Content area
Full text
Abstract - In the LANL's PaScalBB network I/O nodes carry data traffic between backend compute nodes and global scratch based file systems. An I/O node is normally equipped with one Infiniband Nic for backend traffic and one or more 10-Gigabit Ethernet Nics for parallel file system data traffic. With the growing deployment of multiple, multi-core processors in server and storage systems, overall platform efficiency and CPU and memory utilization depends increasingly on interconnect bandwidth and latency. PCI-Express (PCIe) generation 2.0 has recently become available and has doubled the transfer rates available. This additional I/O bandwidth balances the system and makes higher data rates for external interconnects such as Infiniband feasible. As a result, Infiniband Quad-Data Rate (QDR) mode has become available on the Infiniband Host Channel Adapter (HCA) with a 40 Gb/sec signaling rate. Combining HCA QDR data rates with multiple 10-Gigabit Ethernet links and using it in an IO node has created the potential to solve some of the I/O traffic bottlenecks that currently exist. We have setup a small-scale PaScalBB testbed and conduct a sequence of I/O node performance tests. The goal of this I/O node performance testing is to figure out an enhanced network configuration that we can apply to the LANL's Cielo machine and future LANL HPC machines using PaScalBB architecture.

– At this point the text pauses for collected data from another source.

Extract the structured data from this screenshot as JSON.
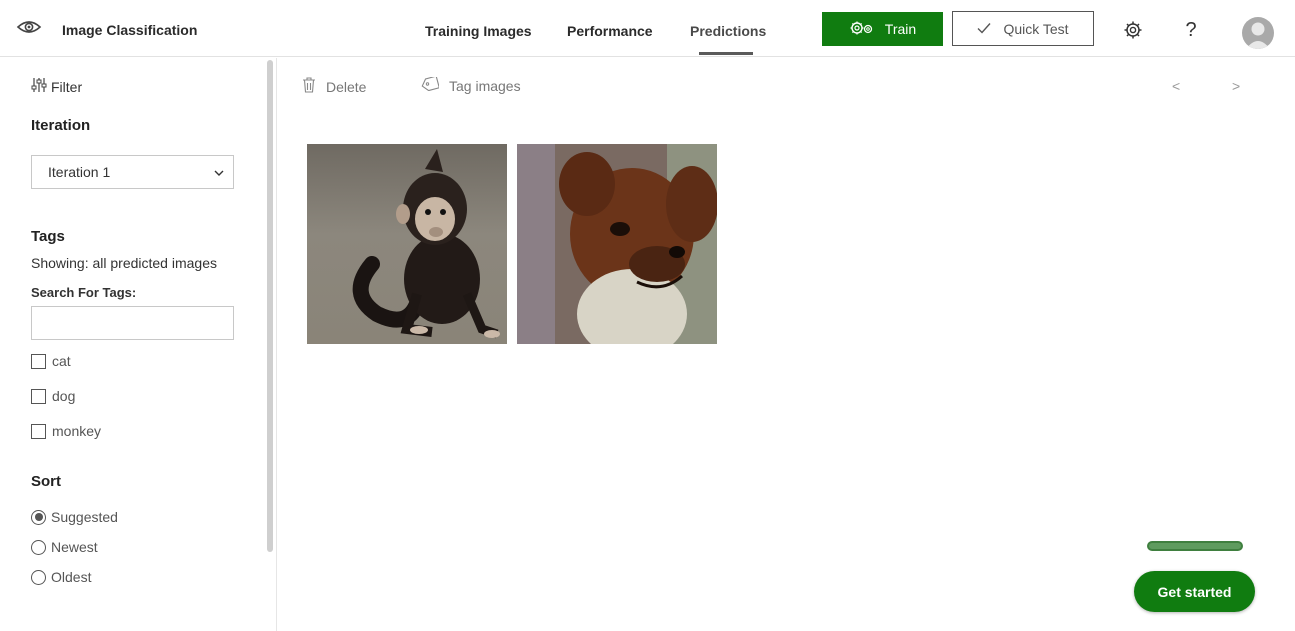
{
  "header": {
    "app_title": "Image Classification",
    "tabs": [
      {
        "label": "Training Images",
        "active": false
      },
      {
        "label": "Performance",
        "active": false
      },
      {
        "label": "Predictions",
        "active": true
      }
    ],
    "train_label": "Train",
    "quick_test_label": "Quick Test",
    "help_label": "?"
  },
  "sidebar": {
    "filter_label": "Filter",
    "iteration_heading": "Iteration",
    "iteration_selected": "Iteration 1",
    "tags_heading": "Tags",
    "showing_text": "Showing: all predicted images",
    "search_label": "Search For Tags:",
    "search_value": "",
    "tags": [
      {
        "label": "cat",
        "checked": false
      },
      {
        "label": "dog",
        "checked": false
      },
      {
        "label": "monkey",
        "checked": false
      }
    ],
    "sort_heading": "Sort",
    "sort_options": [
      {
        "label": "Suggested",
        "selected": true
      },
      {
        "label": "Newest",
        "selected": false
      },
      {
        "label": "Oldest",
        "selected": false
      }
    ]
  },
  "toolbar": {
    "delete_label": "Delete",
    "tag_label": "Tag images",
    "prev_label": "<",
    "next_label": ">"
  },
  "images": [
    {
      "subject": "monkey"
    },
    {
      "subject": "dog"
    }
  ],
  "get_started_label": "Get started",
  "colors": {
    "accent": "#107c10",
    "text": "#222222",
    "muted": "#777777"
  }
}
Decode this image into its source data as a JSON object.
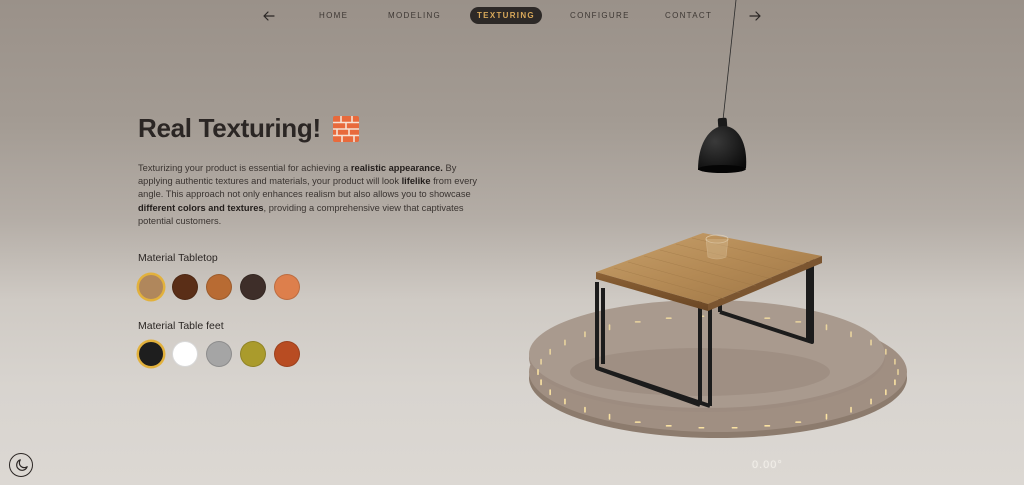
{
  "nav": {
    "items": [
      {
        "label": "HOME",
        "active": false
      },
      {
        "label": "MODELING",
        "active": false
      },
      {
        "label": "TEXTURING",
        "active": true
      },
      {
        "label": "CONFIGURE",
        "active": false
      },
      {
        "label": "CONTACT",
        "active": false
      }
    ],
    "prev_icon": "arrow-left-icon",
    "next_icon": "arrow-right-icon"
  },
  "hero": {
    "title": "Real Texturing!",
    "title_icon": "brick-icon",
    "description_parts": [
      {
        "text": "Texturizing your product is essential for achieving a ",
        "bold": false
      },
      {
        "text": "realistic appearance.",
        "bold": true
      },
      {
        "text": " By applying authentic textures and materials, your product will look ",
        "bold": false
      },
      {
        "text": "lifelike",
        "bold": true
      },
      {
        "text": " from every angle. This approach not only enhances realism but also allows you to showcase ",
        "bold": false
      },
      {
        "text": "different colors and textures",
        "bold": true
      },
      {
        "text": ", providing a comprehensive view that captivates potential customers.",
        "bold": false
      }
    ]
  },
  "materials": {
    "tabletop": {
      "label": "Material Tabletop",
      "options": [
        {
          "color": "#b0875c",
          "selected": true
        },
        {
          "color": "#5a2e17",
          "selected": false
        },
        {
          "color": "#b86b33",
          "selected": false
        },
        {
          "color": "#3e2e29",
          "selected": false
        },
        {
          "color": "#dd7f4c",
          "selected": false
        }
      ]
    },
    "feet": {
      "label": "Material Table feet",
      "options": [
        {
          "color": "#1e1e1e",
          "selected": true
        },
        {
          "color": "#ffffff",
          "selected": false
        },
        {
          "color": "#a5a5a5",
          "selected": false
        },
        {
          "color": "#aa9b2c",
          "selected": false
        },
        {
          "color": "#b84c22",
          "selected": false
        }
      ]
    }
  },
  "viewer": {
    "rotation_readout": "0.00°"
  },
  "theme_toggle": {
    "icon": "moon-icon"
  },
  "colors": {
    "accent": "#e2b13c",
    "active_nav_bg": "#2d2927",
    "active_nav_text": "#d8a85a"
  }
}
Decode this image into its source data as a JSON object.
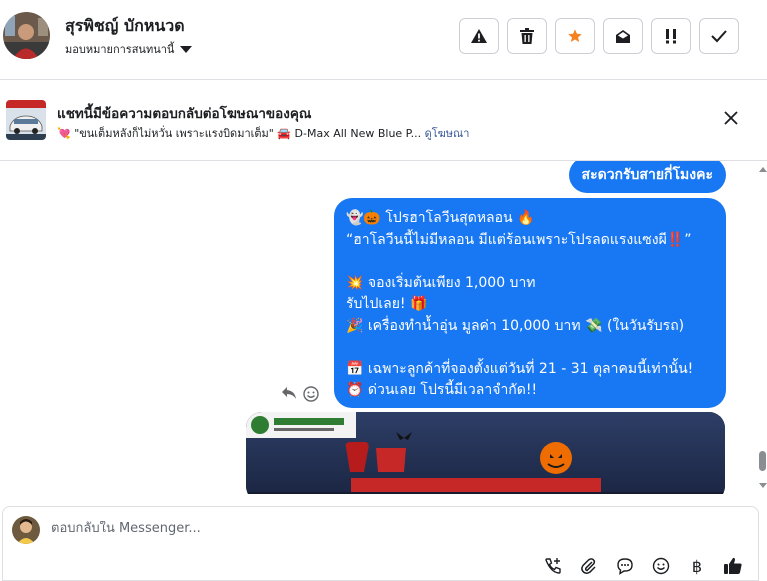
{
  "header": {
    "name": "สุรพิชญ์ บักหนวด",
    "assign_label": "มอบหมายการสนทนานี้",
    "action_icons": [
      "warning-icon",
      "trash-icon",
      "star-icon",
      "envelope-open-icon",
      "double-exclamation-icon",
      "check-icon"
    ]
  },
  "ad": {
    "title": "แชทนี้มีข้อความตอบกลับต่อโฆษณาของคุณ",
    "subtitle_text": "\"ขนเต็มหลังก็ไม่หวั่น เพราะแรงบิดมาเต็ม\" 🚘 D-Max All New Blue P...",
    "subtitle_emoji": "💘",
    "link": "ดูโฆษณา"
  },
  "chat": {
    "small_bubble": "สะดวกรับสายกี่โมงคะ",
    "main_bubble_lines": [
      "👻🎃 โปรฮาโลวีนสุดหลอน 🔥",
      "“ฮาโลวีนนี้ไม่มีหลอน มีแต่ร้อนเพราะโปรลดแรงแซงผี‼️”",
      "",
      "💥 จองเริ่มต้นเพียง 1,000 บาท",
      "รับไปเลย! 🎁",
      "🎉 เครื่องทำน้ำอุ่น มูลค่า 10,000 บาท 💸 (ในวันรับรถ)",
      "",
      "📅 เฉพาะลูกค้าที่จองตั้งแต่วันที่ 21 - 31 ตุลาคมนี้เท่านั้น!",
      "⏰ ด่วนเลย โปรนี้มีเวลาจำกัด!!"
    ]
  },
  "composer": {
    "placeholder": "ตอบกลับใน Messenger...",
    "tools": [
      "call-add-icon",
      "paperclip-icon",
      "chat-bubble-icon",
      "emoji-icon",
      "baht-icon",
      "thumbs-up-icon"
    ],
    "baht_glyph": "฿"
  },
  "colors": {
    "accent": "#1877f2",
    "border": "#dddfe2",
    "orange": "#f5821f"
  }
}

Keywords- Server I/O networking, High Performance Networking, Infiniband, 10 Gigabit Ethernet, Link aggregation, Load balancing
1. INTRODUCTION
Commercial offthe shelf based cluster computing Systems have delivered reasonable performance to technical and commercial areas for years. High speed computing, global storage, and networking (IPC and I/O) are the three most critical elements to build a large scale HPC cluster system. Without these three elements being well balanced, we cannot fully utilize a HPC cluster. High data bandwidth I/O networking provides a data super-highway to meet the needs of constantly increasing computation power and storage capacity.
LANL's PaScalBB server I/O architecture is designed to support data-intensive scientific applications running on very large-scale clusters. The main goal of PaScalBB is to provide high performance, efficient, reliable, parallel, and scalable I/O capabilities for data-intensive scientific applications running on very large-scale clusters. Data-intensive scientific simulation-based analysis normally requires efficient transfer of a huge volume of complex data among simulation, visualization, and data manipulation...